Ankara BRICS’i diğer ekonomik örgütlerin alternatifi olarak değerlendirmediğini, bu platformu daha çok tamamlayıcı örgüt olarak düşündüğü söyleyebilirim. Her ne kadar batı bloğu örgütleriyle işbirliği halini sürdürmek istese de, Avrupa Birliği’nin olumsuz politikaları Türkiye’yi BRICS’e olan ilgisi artırmış olduğunu söyleyebiliriz. Bu üyelik gelişmesi elbette hem AB grubunu yani eurobond bölgesini hem de diğer stratejik ortağımız NATO birliğini rahatsız edecektir. S 400’ler sonrası hasar gören ilişkilerin belki derinleşmesine neden olacaktır. Batı bloğu bu durumda Türkiye’nin eksen kayması eleştirilerini iyiden iyiye değerlendirecektir.
Ankara, batılı ortaklarının bu endişelerini giderecek adımlar atmaya başlamasını beklemekteyiz. Türkiye’nin BATI’ya karşın DOĞU’yu seçmediğini, iki tarla da işbirliği yapabileceğini göstermeliyiz. Türkiye’nin bugüne kadar sürdürdüğü dış politikada dengeleme stratejisinin günümüzde halen önemini korumaktadır. Bu açıdan BRICS ile işbirliği isteği sürerken, AB ve ilgili diğer ekonomik örgütlerle ilişkisini sürdürmelidir.

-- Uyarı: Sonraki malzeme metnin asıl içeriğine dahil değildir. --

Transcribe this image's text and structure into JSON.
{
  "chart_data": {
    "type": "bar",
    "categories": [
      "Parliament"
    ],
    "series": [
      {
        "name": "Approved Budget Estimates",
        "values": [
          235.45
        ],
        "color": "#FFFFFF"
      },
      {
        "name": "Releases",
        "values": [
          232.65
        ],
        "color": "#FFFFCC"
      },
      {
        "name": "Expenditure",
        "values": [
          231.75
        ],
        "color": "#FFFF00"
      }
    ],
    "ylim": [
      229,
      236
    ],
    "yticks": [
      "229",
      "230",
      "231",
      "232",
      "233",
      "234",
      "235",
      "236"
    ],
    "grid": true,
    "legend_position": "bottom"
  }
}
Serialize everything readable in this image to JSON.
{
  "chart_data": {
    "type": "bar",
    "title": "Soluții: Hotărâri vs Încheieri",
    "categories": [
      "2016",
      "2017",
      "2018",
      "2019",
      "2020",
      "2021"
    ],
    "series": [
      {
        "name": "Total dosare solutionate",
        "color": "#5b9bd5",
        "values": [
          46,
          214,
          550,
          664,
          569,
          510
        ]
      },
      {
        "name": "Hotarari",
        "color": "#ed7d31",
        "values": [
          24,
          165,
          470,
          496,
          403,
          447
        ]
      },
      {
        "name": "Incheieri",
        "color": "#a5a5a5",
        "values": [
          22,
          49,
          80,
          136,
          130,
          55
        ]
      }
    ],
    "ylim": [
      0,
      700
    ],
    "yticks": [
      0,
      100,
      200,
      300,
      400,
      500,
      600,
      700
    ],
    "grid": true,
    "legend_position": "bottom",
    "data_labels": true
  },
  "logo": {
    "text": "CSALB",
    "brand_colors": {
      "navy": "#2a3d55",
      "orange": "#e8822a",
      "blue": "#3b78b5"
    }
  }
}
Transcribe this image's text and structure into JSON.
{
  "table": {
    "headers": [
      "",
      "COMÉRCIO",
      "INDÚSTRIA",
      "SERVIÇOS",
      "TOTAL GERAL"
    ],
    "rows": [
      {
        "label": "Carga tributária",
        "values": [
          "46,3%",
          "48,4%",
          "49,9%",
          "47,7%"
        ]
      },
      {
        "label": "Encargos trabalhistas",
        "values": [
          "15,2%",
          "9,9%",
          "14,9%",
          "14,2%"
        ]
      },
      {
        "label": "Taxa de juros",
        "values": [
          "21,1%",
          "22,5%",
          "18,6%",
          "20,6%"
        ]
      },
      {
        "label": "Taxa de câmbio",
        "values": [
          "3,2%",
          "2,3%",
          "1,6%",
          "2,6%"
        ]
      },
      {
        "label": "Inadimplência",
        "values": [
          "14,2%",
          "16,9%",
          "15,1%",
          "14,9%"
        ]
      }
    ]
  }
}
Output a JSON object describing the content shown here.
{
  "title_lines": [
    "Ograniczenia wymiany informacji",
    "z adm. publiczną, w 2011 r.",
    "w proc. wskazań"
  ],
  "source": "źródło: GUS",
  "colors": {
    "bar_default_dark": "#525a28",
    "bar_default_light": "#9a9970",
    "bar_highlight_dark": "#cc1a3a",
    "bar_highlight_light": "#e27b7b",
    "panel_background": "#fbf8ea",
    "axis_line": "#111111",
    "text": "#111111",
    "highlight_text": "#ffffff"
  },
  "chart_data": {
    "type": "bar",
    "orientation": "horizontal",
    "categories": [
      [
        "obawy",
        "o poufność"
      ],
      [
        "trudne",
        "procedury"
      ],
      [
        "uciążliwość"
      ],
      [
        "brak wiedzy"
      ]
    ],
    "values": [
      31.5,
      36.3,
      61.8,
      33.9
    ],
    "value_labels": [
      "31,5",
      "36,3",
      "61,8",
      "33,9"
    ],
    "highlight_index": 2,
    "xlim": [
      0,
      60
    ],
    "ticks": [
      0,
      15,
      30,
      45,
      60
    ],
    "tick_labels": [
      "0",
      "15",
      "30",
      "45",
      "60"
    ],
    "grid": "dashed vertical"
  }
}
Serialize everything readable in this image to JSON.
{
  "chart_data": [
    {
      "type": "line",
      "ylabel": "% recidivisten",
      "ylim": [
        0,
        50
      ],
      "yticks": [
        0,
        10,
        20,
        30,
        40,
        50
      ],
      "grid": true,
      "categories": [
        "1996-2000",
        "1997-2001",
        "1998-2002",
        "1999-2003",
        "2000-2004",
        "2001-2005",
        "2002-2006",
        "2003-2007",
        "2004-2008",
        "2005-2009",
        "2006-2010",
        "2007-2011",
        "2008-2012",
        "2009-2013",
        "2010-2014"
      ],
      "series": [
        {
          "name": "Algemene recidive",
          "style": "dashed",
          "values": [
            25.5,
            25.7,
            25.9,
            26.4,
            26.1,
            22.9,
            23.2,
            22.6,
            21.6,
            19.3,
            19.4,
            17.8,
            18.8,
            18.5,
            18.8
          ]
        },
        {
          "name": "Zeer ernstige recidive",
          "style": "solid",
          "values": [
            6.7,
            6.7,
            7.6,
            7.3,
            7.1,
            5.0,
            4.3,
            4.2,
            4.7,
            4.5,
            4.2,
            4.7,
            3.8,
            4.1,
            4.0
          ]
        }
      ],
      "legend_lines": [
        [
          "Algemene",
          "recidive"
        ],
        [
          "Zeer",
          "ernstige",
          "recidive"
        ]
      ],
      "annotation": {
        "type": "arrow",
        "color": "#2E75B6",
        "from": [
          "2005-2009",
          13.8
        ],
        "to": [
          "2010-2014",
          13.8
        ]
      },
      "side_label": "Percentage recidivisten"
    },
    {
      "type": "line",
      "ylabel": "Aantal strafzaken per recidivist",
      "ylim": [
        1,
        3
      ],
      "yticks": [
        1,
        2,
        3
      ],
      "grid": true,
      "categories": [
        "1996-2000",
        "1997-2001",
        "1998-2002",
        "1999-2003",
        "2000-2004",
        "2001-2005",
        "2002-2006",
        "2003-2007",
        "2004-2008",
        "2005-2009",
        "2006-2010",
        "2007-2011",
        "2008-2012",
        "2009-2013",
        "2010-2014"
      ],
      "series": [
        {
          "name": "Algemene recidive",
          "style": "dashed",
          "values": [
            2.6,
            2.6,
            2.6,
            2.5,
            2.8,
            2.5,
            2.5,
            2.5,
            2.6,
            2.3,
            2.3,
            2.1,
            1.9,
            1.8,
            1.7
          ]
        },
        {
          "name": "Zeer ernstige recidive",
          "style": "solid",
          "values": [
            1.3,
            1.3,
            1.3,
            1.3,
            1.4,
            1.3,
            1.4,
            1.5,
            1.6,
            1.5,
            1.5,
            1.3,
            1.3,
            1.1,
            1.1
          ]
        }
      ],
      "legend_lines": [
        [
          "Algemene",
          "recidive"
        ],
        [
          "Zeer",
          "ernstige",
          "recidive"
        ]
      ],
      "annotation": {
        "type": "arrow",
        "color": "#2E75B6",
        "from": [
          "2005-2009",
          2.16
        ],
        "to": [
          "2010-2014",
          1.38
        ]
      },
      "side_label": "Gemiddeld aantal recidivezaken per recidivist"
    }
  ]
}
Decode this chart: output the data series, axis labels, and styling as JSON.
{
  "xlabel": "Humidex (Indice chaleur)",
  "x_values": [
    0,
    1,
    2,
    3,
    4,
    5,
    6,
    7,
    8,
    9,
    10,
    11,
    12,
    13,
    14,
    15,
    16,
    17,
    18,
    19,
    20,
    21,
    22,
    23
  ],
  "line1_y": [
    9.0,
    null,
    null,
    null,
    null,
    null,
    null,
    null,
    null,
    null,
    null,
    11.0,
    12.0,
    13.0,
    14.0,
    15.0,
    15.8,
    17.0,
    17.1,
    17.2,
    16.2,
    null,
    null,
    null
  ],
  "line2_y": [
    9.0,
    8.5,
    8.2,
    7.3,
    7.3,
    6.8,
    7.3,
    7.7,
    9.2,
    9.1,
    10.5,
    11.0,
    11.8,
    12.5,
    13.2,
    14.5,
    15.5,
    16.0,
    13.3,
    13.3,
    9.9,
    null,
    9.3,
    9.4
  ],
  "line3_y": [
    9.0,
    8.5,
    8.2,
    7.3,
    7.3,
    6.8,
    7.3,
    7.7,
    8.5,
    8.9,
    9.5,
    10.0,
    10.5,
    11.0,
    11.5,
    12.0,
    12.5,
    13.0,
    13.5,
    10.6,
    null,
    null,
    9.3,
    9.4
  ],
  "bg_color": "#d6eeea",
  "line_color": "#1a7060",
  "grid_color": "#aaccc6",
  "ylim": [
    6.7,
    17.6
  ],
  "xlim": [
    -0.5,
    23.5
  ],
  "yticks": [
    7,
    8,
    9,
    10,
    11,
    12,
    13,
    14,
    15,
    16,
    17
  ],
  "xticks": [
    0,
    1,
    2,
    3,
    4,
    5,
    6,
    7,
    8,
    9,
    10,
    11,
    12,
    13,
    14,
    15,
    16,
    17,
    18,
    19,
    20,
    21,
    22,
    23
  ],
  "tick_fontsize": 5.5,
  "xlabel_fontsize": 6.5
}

Aslında Türkiye, bugüne kadar bunu da gayet iyi başarmaktadır. Söz konusu birliğin en önemli iki ülkesi olan Rusya ve Çin’i ile zaten ikili ekonomik ilişkileri olan, en önemli ticari ortaklar arasında olduğunu söyleyebiliriz.
Ankara BRICS üyeliği konusunda da Batılı ortaklarını bir şekilde ikna edecektir.